For millions of folks around the world, speech impairment is a fact of life. Roughly 7.5 million people in the U.S. have trouble vocalizing words and phrases, and disorders involving pitch, loudness, and quality affect about 5% of children by the first grade.
This poses a challenge for accessibility engineers developing AI-driven speech recognition and text-to-speech synthesis products, who have to accommodate a range of impairments for which limited data sets are available. Fortunately, scientists at Google are investigating ways to minimize word substitution, deletion, and insertion errors in speech models as a part of Parrotron, an ongoing research initiative that aims to help those with atypical speech become better understood.
“In today’s technological environment, limited access to speech interfaces, such as digital assistants that depend on directly understanding one’s speech, means being excluded from state-of-the-art tools and experiences,” wrote research scientist Fadi Biadsy and software engineer Ron Weiss in a blog post. “Parrotron makes it easier for users with atypical speech to talk to and be understood by other people and by speech interfaces, with its end-to-end speech conversion approach more likely to reproduce the user’s intended speech.”
Here’s an original speech sample:
And here’s Parrotron’s output:
Parrotron leverages an end-to-end AI system trained to convert speech from a person with an impediment directly into “fluent” synthesized speech, effectively skipping text generation. It considers only speech signals rather than visual cues such as lip movements, and it’s trained in two phases using parallel corpora of input/output speech pairs.
A general speech-to-speech conversion model is first fed samples from a large data set and then exposed to a corpus that adjusts its variables to atypical speech patterns from a target person. Normally, building a high-quality model of this sort would require a speaker to record hours of training data, but the researchers managed to extract data from an existing text-to-speech system, enabling them to make use of a preexisting transcribed speech recognition corpus.
The first phase drew on a data set of roughly 30,000 hours consisting of millions of utterance pairs, each including a natural utterance and a corresponding synthesized utterance from Google’s Parallel WaveNet text-to-speech system. The researchers note that the corpus includes snippets from “thousands” of speakers spanning hundreds of dialects, accents, and acoustic conditions, which made possible the modeling of a range of linguistic and non-linguistic contents, accents, and noise conditions with “typical” speech in the same language.
The fully trained conversion model seeds the second training phase, which involves a separate data set of utterance pairs optionally contributed by the target speaker but otherwise derived from sources like Google’s ongoing Project Euphonia. This second corpus is used to adapt the network to unique acoustic/phonetic, phonotactic, and language patterns, including things like how a speaker alters, substitutes, or removes certain vowels or consonants.
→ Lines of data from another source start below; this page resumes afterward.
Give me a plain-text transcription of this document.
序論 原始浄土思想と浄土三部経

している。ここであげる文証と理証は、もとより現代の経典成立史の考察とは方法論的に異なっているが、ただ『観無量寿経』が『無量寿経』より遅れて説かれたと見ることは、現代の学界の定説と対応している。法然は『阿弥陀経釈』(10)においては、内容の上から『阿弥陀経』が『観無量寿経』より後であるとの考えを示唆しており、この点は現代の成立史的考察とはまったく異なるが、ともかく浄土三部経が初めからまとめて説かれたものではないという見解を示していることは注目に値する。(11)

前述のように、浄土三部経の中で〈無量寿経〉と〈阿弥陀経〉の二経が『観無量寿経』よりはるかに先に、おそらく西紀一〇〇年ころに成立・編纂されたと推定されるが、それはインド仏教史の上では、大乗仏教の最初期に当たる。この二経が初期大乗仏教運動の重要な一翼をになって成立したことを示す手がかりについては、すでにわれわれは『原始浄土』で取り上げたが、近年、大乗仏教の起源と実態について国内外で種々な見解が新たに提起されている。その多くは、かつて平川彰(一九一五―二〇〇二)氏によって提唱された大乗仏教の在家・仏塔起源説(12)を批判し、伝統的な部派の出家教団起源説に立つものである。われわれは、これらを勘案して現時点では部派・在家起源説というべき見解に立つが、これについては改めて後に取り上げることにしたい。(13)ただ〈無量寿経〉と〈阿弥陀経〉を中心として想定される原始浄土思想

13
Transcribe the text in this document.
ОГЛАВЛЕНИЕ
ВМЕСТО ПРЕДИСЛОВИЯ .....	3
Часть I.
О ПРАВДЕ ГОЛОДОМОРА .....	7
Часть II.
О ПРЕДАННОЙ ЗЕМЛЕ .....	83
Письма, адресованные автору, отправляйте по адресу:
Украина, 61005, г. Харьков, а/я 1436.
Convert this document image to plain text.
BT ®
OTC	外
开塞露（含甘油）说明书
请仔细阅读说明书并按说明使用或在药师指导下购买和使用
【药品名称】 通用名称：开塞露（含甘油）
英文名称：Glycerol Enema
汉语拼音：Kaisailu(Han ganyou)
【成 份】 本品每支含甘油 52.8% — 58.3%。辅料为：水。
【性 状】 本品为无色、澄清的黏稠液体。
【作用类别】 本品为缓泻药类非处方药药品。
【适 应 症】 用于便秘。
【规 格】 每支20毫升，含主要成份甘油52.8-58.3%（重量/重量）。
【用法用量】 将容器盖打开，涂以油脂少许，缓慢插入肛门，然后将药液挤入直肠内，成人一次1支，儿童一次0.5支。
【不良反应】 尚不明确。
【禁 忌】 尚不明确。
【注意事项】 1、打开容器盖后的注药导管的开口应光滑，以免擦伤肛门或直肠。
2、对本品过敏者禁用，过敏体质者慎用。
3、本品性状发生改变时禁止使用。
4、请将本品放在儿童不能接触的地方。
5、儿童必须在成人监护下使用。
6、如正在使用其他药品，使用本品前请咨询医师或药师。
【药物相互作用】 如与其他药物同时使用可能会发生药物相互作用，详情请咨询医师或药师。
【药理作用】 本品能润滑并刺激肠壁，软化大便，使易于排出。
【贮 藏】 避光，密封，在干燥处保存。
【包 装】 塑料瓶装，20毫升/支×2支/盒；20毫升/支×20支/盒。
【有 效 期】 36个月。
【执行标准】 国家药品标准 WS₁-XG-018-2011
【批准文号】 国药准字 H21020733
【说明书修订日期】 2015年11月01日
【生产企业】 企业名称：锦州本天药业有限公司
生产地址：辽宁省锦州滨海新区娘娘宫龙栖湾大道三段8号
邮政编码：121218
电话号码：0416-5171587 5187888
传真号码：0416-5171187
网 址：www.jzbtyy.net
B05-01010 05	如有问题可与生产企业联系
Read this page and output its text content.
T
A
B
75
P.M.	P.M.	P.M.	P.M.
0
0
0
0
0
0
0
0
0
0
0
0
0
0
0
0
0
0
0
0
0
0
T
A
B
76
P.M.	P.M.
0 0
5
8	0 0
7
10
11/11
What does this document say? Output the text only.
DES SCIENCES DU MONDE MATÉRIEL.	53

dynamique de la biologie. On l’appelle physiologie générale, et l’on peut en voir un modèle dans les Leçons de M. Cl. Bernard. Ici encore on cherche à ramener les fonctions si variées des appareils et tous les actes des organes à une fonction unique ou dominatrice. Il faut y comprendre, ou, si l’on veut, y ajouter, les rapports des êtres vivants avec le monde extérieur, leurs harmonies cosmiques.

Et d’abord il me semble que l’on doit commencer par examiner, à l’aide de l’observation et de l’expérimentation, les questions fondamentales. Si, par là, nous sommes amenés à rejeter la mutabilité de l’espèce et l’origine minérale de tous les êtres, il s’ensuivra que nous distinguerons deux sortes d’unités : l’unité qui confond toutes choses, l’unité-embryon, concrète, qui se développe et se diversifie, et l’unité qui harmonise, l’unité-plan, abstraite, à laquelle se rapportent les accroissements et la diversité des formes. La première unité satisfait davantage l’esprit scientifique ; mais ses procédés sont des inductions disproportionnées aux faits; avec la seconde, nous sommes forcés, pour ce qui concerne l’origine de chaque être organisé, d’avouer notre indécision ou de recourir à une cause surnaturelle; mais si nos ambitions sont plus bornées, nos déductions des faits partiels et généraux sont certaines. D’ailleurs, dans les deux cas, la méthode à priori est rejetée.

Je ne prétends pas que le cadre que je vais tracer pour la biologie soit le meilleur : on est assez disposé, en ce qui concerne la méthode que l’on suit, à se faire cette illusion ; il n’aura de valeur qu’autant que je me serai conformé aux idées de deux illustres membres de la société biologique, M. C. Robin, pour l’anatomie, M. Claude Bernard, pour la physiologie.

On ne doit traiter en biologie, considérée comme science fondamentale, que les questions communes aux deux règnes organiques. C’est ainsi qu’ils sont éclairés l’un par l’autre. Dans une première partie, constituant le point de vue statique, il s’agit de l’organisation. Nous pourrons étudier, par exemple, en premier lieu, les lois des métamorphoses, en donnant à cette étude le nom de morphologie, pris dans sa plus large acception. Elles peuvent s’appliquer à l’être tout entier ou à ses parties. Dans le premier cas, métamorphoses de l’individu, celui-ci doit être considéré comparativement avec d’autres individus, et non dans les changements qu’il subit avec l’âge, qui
The team reports that training the system with a multitask objective — that is, having it predict target phonemes while simultaneously generating spectrograms (visual representations of frequencies of sound signals over time) of the target speech — led to significant quality improvements. They validated their approach with a group of speakers with ALS and with Dimitri Kanevsky, a deaf research scientist and mathematician at Google who recorded a personal corpus of 15 hours of speech. In Kanevsky’s case, Parrotron’s output reduced the word error rate of Google’s automatic speech recognition from 89% to 32%. As for the ALS speakers, human volunteers reported improvements in intelligibility in nearly all cases.
“Given the end-to-end speech-to-speech training objective function of Parrotron, even when errors are made, the generated output speech is likely to sound acoustically similar to the input speech, and thus the speaker’s original intention is less likely to be significantly altered and it is often still possible to understand what is intended,” wrote Biadsy and Weiss. “Furthermore, since Parrotron is not strongly biased to producing words from a predefined vocabulary set, input to the model may contain completely new invented words, foreign words/names, and even nonsense words.”
The team leaves to future work moving from a combination of independently tuned AI models to a single one, which they expect will result in “significant” performance improvements and greatly simplify Parrotron’s architecture. They’re currently recruiting volunteers to record sets of phrases — interested parties can sign up to contribute here.
Parrotron’s reveal comes after Google unveiled three separate accessibility efforts at its I/O 2019 developer conference: the aforementioned Project Euphonia, which aims to help people with speech impairments; Live Relay, which is designed to assist deaf users; and Project Diva, which gives people some independence and autonomy via Google Assistant. At the time, the Mountain View company pointed to a few metrics from the World Health Organization to back its efforts: Over 1 billion people, or 15% of the population, live with some sort of disability.